Amadou Hamadou
Amadou Hamadou

« Viande du Cameroun », est le nouveau joyau de ce jeune ingénieur, qui veut mettre sur le marché local et de la sous-région de la viande de bœuf conservée et fumée 100% camerounais.

Faire consommer les produits « made in Cameroon », c’est qu’ambitionne de faire le jeune Amadou Hamadou. Ce jeune camerounais a remporté le quatrième prix de l’innovation à travers son projet « Viande du Cameroun », organisé par Entreprises du Cameroun (Ecam) lors de la dernière édition de Pmexchange. Il s’agit en effet d’un projet de création d'une entreprise de conditionnement et de transformation de viande de bœufs au Cameroun. Au regard des difficultés que rencontrent de plus en plus les ménages et les travailleurs dans leur vie sociale. Celui-ci à juger bon de leur simplifier la tâche en mettant directement à la disposition de ces derniers des produits faits à base de viande de bœufs, facile à préparer ou directement consommable. Il s’agit donc « des variétés de sauce de viande conservés à l'exemple de boite sardine afin de permettre à tous les Camerounais l’accès à la viande, puisqu’actuellement l'exploitation est très artisanale », fait-il savoir.
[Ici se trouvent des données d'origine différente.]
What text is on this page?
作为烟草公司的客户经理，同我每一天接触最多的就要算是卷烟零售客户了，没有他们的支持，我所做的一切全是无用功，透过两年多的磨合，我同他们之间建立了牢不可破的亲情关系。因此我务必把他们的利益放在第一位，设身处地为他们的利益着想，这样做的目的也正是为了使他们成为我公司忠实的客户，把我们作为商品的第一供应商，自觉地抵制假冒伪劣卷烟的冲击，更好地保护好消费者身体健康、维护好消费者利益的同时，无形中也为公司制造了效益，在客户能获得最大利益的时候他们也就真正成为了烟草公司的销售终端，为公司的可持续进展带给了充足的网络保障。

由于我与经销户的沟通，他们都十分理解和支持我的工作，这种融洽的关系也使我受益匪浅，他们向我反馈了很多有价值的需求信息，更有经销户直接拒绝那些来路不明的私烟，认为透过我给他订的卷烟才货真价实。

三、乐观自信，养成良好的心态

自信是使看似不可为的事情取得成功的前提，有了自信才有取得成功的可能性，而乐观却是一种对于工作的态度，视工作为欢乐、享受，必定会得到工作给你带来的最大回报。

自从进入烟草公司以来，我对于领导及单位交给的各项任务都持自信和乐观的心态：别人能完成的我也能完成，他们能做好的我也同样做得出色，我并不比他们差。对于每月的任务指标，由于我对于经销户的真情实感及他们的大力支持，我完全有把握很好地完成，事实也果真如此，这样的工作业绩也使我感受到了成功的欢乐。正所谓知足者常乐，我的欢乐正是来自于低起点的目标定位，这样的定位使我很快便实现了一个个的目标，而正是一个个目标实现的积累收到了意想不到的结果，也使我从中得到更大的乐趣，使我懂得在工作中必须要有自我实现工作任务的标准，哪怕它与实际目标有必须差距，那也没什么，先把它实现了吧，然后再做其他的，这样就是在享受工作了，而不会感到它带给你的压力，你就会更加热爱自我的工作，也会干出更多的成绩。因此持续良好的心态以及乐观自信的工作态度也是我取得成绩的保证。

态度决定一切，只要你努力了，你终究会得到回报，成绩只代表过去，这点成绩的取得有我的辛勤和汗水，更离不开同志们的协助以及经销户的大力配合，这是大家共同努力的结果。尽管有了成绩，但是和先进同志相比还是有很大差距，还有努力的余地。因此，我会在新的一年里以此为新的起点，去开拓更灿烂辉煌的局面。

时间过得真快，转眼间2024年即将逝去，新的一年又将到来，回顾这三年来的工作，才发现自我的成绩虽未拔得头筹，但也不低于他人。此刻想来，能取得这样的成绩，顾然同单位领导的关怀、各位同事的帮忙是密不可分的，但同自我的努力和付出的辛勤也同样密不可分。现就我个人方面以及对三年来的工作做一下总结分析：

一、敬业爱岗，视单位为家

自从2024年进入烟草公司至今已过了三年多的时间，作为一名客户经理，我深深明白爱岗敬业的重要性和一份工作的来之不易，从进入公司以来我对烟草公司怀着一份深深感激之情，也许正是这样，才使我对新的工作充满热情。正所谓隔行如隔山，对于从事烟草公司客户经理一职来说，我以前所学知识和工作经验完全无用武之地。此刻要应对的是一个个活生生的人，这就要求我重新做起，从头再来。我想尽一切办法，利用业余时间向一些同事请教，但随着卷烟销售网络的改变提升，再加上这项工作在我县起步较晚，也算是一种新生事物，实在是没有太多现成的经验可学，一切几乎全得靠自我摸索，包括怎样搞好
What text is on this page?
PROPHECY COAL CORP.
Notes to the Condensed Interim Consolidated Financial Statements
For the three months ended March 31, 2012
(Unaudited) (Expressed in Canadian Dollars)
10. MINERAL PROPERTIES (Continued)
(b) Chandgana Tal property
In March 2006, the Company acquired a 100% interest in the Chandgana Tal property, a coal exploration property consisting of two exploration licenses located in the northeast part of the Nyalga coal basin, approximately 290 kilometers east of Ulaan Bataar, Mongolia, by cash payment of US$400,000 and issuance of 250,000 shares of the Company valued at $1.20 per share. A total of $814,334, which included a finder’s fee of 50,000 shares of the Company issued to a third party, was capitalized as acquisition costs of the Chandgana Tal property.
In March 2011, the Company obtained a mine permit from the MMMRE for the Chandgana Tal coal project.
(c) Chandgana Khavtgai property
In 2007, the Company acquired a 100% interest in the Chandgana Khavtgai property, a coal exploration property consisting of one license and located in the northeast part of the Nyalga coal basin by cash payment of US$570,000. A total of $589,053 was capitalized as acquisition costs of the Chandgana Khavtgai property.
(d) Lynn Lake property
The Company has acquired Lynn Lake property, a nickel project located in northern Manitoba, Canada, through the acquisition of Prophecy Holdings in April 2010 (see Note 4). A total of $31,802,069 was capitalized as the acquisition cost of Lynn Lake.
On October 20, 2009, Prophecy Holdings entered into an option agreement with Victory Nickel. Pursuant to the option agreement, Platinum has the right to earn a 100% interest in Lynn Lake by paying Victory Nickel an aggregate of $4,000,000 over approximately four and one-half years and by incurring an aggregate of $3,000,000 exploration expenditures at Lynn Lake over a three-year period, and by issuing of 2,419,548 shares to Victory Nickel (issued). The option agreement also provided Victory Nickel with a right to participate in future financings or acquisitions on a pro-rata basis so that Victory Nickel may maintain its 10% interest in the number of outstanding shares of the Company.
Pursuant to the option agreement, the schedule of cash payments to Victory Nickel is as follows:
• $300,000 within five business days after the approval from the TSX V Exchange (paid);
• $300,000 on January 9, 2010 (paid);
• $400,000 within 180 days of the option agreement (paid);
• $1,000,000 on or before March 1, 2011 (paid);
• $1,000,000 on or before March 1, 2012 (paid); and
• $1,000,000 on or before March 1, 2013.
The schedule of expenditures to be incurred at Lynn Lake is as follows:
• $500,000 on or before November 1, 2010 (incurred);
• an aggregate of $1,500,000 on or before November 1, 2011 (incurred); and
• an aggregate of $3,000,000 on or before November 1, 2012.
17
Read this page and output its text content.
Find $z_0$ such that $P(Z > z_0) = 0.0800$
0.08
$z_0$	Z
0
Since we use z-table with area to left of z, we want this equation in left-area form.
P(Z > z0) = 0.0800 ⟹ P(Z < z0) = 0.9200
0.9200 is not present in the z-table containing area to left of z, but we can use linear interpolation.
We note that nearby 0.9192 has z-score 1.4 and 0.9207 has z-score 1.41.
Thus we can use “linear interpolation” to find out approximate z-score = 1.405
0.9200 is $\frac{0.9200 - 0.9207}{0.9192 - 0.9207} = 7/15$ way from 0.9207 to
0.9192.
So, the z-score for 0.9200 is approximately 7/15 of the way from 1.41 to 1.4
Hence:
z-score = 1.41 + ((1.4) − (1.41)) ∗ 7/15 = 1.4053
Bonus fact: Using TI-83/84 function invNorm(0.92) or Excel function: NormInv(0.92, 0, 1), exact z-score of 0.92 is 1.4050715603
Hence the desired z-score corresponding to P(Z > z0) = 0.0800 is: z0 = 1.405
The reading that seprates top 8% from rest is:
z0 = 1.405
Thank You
Bien que le projet n’ait pas encore vu le jour, le jeune homme a déjà dressé un plan de vente de ses produits dans les supermarchés, les stations service, les magasins ou supérettes. Il compte les écouler dans des boites de conserve de 125g à 250F ou de 250g à 500F. « Ce sont les premiers formats, avec le temps il y aura d'autres grammages », indique t-il. Il va également proposer aux consommateurs des boites de filet, faux filet, jarret, des mélanges de filet et de jarret, de la viande fumée etc. En outre, « nous allons également proposer le pâté et le saucisson 100% camerounais constitués exclusivement de viande de bœuf », avance Amadou Hamadou.

Originaire de la région du Nord, chef-lieux Garoua, ce peuhl du lamida de Garoua qu'on appelle les kilbas, ressortissants de boulli Mango, vit aujourd’hui à Douala. C’est après avoir obtenu son BAC F1 au lycée technique de Garoua, qu’il migre vers la capitale économique. En 2009, il intègre la faculté du génie industriel de l'Université de Douala. L’aventure commence veritablement en 2012, après l’obtention de sa licence. Il se lance dans l'entrepreneuriat et décide de créer son entreprise.

A l’école, « l’on nous imposait un problème social et on devait apporter une solution. Ainsi, lorsque je suis allé un jour au marché pour acheter la viande. On m’a proposé le kilo avec os à 2800 F et le Kilo sans os 3000F, ce qui n’est pas le cas au nord Cameroun ou le kilo avec os vaut 1800F et sans os 2000F », relève-t-il anxieux. Au regard de cette différence de prix, il trouve donc nécessaire d'industrialiser le système de production de la viande. En apportant une triple solution : Faire de la conservation de la viande locale, limiter les importations et mettre à la disposition des Camerounais et des expatriés de la viande made in Cameroun à des prix alléchants.

Son travail commence alors avec l’élaboration d’un business plan. Soutenu par trois encadreurs, le futur ingénieur, se lance dans la recherche des financements. Ce qui l’a poussé à participer à plusieurs compétitions. Il a d’ailleurs remporté plusieurs prix, notamment le meilleur projet à la semaine de l'industrie et de l'entrepreneuriat, plus grand événement de créativité de l'Université de Douala en 2012. Il a également été finaliste au National instrument en 2013, lauréat de solutionneur organisé par Harambé Cameroun ; lauréat au forum de l'entrepreneuriat Africain co-organisé par le club de l'économie et de la finance Africaine avec Council of the young Africa, Leadership en 2014. Et, tout récemment spécial prix du jury du grand prix de l'innovation à PMEexchange. « Ces différents prix nous ont permis de pouvoir réaliser le prototype et acquérir deux machines l’une à préparer et l'autre à conditionner », fait-il savoir.

Ce projet, auquel il croit fermement va veritablement prendre son envol au mois d’avril 2016. Sur le plan local, c’est une bonne chose pour l’économie. « Il va booster notre économie nationale, créé des emplois et de la richesse et surtout va augmenter notre PIB. Surtout que, nous allons exporter notre produit à l’étranger particulièrement au Gabon, Congo, Guinée Équatoriale et au Nigeria », affirme Amadou Hamadou, très enthousiaste.